O pragmatismo, acrescenta João Afonso. “Temos uma grande capacidade de dialogar com pessoas de várias tendências políticas, de aceitar ideias diferentes, trabalhar com pessoas de várias proveniências em projectos comuns”.

“Um gosto de discutir ideias, de reflectir sobre as questões, até de mudar de opinião, quando confrontados com argumentos contrários, que nos vem dessa época e nos caracteriza”, diz João Paulo Saraiva. Que acrescenta outro traço de personalidade desta geração que tem agora 40 anos e está à beira de tomar o poder nos vários sectores da vida nacional: “Nós tivémos a experiência de que é possível mudar as coisas. Através da acção colectiva, consegue-se tudo. Nós sabemos que é assim, porque isso aconteceu connosco. E aplicamos essa atitude na nossa prática de hoje”.

João Paulo Saraiva acredita que a sua geração vai mudar muitas coisas na forma de fazer política ou exercer liderança nos próximos tempos. “A diferença vai notar-se”.

João Almeida acha que outra característica da geração é a capacidade de pensar as organizações de forma instrumental. “Nós estamos sempre a criar grupos e organizações, a entrar numas, a sair de outras. Eu pertenci à Política 21, ao Bloco de Esquerda, à ATAC. Estamos sempre ligados a organizações”. João Afonso acrescenta que não têm espírito clubista. Não se mantêm fiéis a um partido ou outro tipo de grupo, só por hábito ou fidelidade oca. Estão numa organização quando a colaboração é operativa, saem ou desfazem o grupo quando ele já não serve os propósitos de acção.

Em muitos casos, os líderes da guerra das propinas mantêm-se unidos como se a luta ainda continuasse.
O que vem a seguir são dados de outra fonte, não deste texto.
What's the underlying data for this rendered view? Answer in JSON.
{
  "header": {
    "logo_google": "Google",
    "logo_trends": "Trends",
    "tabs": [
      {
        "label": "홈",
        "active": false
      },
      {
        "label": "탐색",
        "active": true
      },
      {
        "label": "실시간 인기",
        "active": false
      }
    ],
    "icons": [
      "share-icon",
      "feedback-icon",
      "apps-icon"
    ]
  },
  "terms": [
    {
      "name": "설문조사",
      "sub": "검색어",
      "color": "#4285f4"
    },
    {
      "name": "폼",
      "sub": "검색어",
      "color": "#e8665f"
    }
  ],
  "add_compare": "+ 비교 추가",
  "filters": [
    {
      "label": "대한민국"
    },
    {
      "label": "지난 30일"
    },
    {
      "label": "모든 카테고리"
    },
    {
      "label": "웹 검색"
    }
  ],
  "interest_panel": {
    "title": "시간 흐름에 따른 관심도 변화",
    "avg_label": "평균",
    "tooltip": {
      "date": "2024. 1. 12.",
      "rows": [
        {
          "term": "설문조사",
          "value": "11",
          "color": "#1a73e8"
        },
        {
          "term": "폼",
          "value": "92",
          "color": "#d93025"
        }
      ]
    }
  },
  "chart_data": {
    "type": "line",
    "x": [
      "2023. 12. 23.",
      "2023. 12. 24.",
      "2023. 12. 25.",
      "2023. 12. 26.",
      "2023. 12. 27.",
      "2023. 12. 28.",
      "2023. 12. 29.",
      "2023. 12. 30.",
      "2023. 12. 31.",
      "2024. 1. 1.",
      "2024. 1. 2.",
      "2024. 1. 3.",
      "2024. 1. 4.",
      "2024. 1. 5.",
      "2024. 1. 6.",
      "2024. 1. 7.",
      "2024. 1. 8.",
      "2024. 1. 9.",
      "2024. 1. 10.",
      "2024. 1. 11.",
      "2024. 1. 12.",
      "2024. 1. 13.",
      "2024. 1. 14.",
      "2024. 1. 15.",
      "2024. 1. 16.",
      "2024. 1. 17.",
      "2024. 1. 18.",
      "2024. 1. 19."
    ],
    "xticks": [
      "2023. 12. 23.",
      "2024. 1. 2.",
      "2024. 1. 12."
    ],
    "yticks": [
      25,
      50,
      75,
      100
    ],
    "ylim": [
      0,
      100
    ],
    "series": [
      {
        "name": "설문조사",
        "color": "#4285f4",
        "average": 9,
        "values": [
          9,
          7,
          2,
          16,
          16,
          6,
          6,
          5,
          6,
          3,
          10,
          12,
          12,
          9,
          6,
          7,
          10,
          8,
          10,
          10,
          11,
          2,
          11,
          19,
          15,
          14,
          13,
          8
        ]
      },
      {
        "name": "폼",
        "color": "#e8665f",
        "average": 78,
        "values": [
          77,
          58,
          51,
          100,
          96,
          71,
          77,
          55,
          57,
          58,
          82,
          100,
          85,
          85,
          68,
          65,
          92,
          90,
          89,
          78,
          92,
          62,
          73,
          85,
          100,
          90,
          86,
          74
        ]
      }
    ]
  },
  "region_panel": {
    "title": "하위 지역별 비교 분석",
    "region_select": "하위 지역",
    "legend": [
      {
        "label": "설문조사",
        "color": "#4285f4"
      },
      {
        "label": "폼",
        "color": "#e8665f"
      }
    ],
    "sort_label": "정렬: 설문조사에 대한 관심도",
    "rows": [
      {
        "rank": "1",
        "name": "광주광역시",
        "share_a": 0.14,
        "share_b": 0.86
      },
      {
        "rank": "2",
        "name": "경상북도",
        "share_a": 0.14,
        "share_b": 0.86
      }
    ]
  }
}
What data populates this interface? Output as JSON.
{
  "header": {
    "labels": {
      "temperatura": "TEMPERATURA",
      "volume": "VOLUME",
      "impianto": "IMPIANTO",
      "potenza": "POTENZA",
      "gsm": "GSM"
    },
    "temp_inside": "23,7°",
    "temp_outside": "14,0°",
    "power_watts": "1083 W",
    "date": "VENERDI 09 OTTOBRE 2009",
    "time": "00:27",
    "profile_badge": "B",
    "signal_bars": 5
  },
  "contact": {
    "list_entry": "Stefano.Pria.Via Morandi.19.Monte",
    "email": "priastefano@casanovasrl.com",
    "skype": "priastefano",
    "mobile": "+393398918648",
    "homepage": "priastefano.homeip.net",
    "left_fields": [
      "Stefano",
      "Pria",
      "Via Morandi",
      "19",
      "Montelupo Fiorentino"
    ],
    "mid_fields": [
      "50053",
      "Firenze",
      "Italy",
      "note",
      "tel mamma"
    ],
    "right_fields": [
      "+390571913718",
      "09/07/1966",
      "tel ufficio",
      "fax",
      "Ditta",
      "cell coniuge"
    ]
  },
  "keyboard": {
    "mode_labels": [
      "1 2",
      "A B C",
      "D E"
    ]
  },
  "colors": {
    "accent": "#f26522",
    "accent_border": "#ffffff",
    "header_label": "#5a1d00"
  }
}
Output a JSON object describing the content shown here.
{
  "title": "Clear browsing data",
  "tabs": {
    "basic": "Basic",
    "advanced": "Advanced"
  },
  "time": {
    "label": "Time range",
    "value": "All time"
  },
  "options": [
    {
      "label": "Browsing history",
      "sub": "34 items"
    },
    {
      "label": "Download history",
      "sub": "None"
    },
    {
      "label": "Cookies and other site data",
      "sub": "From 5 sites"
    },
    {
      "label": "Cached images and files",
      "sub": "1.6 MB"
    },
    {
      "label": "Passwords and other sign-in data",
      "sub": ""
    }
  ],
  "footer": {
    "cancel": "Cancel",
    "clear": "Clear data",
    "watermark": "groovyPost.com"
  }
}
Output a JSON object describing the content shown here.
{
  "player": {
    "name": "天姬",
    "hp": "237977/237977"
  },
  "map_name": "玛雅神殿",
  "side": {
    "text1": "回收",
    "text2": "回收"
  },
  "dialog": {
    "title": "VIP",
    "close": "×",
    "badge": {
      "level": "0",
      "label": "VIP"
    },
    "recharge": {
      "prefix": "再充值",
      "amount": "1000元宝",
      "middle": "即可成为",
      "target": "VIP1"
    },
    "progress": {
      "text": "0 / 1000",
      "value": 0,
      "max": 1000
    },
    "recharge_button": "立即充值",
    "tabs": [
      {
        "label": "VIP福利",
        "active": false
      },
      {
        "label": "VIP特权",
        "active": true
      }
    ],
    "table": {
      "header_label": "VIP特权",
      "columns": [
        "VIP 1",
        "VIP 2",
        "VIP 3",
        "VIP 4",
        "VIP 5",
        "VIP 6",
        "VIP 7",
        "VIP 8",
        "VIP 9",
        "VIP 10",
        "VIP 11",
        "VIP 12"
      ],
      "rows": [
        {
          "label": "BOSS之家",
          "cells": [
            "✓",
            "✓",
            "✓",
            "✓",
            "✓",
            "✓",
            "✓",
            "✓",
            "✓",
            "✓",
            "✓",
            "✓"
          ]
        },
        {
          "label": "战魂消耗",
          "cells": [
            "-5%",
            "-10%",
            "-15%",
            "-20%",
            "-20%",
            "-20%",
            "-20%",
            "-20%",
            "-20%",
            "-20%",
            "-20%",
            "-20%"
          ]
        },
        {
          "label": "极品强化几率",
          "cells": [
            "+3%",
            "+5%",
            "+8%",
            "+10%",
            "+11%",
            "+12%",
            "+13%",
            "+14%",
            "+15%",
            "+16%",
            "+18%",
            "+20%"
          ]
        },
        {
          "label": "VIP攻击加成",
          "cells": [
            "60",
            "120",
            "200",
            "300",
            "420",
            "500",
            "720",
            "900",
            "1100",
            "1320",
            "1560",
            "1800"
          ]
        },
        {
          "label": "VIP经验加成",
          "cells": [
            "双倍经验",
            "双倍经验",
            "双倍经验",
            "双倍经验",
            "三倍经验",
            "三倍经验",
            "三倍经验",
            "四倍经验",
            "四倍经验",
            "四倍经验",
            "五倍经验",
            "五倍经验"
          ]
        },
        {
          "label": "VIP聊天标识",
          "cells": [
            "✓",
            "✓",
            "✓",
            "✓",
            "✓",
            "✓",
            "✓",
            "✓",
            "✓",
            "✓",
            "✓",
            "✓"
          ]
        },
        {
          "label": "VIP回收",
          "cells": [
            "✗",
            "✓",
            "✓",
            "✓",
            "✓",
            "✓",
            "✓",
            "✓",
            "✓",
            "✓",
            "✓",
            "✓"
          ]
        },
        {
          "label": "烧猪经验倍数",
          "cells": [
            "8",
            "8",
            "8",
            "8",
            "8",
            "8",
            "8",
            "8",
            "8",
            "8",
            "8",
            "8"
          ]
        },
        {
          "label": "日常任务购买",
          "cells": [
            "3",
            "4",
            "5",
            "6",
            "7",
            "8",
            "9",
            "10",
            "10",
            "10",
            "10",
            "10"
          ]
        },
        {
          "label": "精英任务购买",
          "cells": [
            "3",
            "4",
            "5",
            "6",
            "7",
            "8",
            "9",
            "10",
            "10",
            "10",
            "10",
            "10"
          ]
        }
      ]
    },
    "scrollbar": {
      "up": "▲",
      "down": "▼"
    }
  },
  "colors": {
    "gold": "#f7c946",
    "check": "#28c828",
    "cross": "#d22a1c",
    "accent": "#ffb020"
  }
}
Estão nas mesmas organizações, são amigos, entreajudam-se como se fossem uma associação secreta. “Ainda tenho no telemóvel os números de todos”, diz João Almeida. E João Afonso explica: “Mantemos uma proximidade. Porque há uma preocupação comum com as questões públicas”. Estarem agora juntos nos Direitos Sociais da Câmara não é um acaso.

E parecem trabalhar uns com os outros com o mesmo espírito que os animava naquela época em que Pedro Passos Coelho era o líder da JSD, António José Seguro o líder da JS, e Aníbal Cavaco Silva primeiro-ministro. Talvez as coisas não tenham mudado muito.

Mas o grupo tem a noção de que aquele tempo que marcou as suas vidas não se repetirá. Foi provavelmente o último acto glorioso do movimento estudantil. Tudo aquilo foi possível precisamente porque não havia propinas. O ensino era gratuito e por isso um jovem podia dar-se ao luxo de perder aulas, de perder anos, para se dedicar a tempo inteiro à contestação. “Hoje, não seria possível”, diz João Paulo Saraiva. “Hoje os jovens lutam por se manterem no sistema. Nenhum fará como eu, que passei seis meses sem ir às aulas”. Aquela condição de estudante, de jovem disponível, informado, enquadrado numa estrutura, mas sem grandes responsabilidades familiares ou económicas, desapareceu para sempre. Eram as condições que tornaram possível tanto o Maio de 68, em França, como o movimento antipropinas do início dos anos 90 em Portugal. “Muitos movimentos de mudança social na Europa foram protagonizados pelos estudantes”, diz João Paulo. “Nunca mais acontecerá.”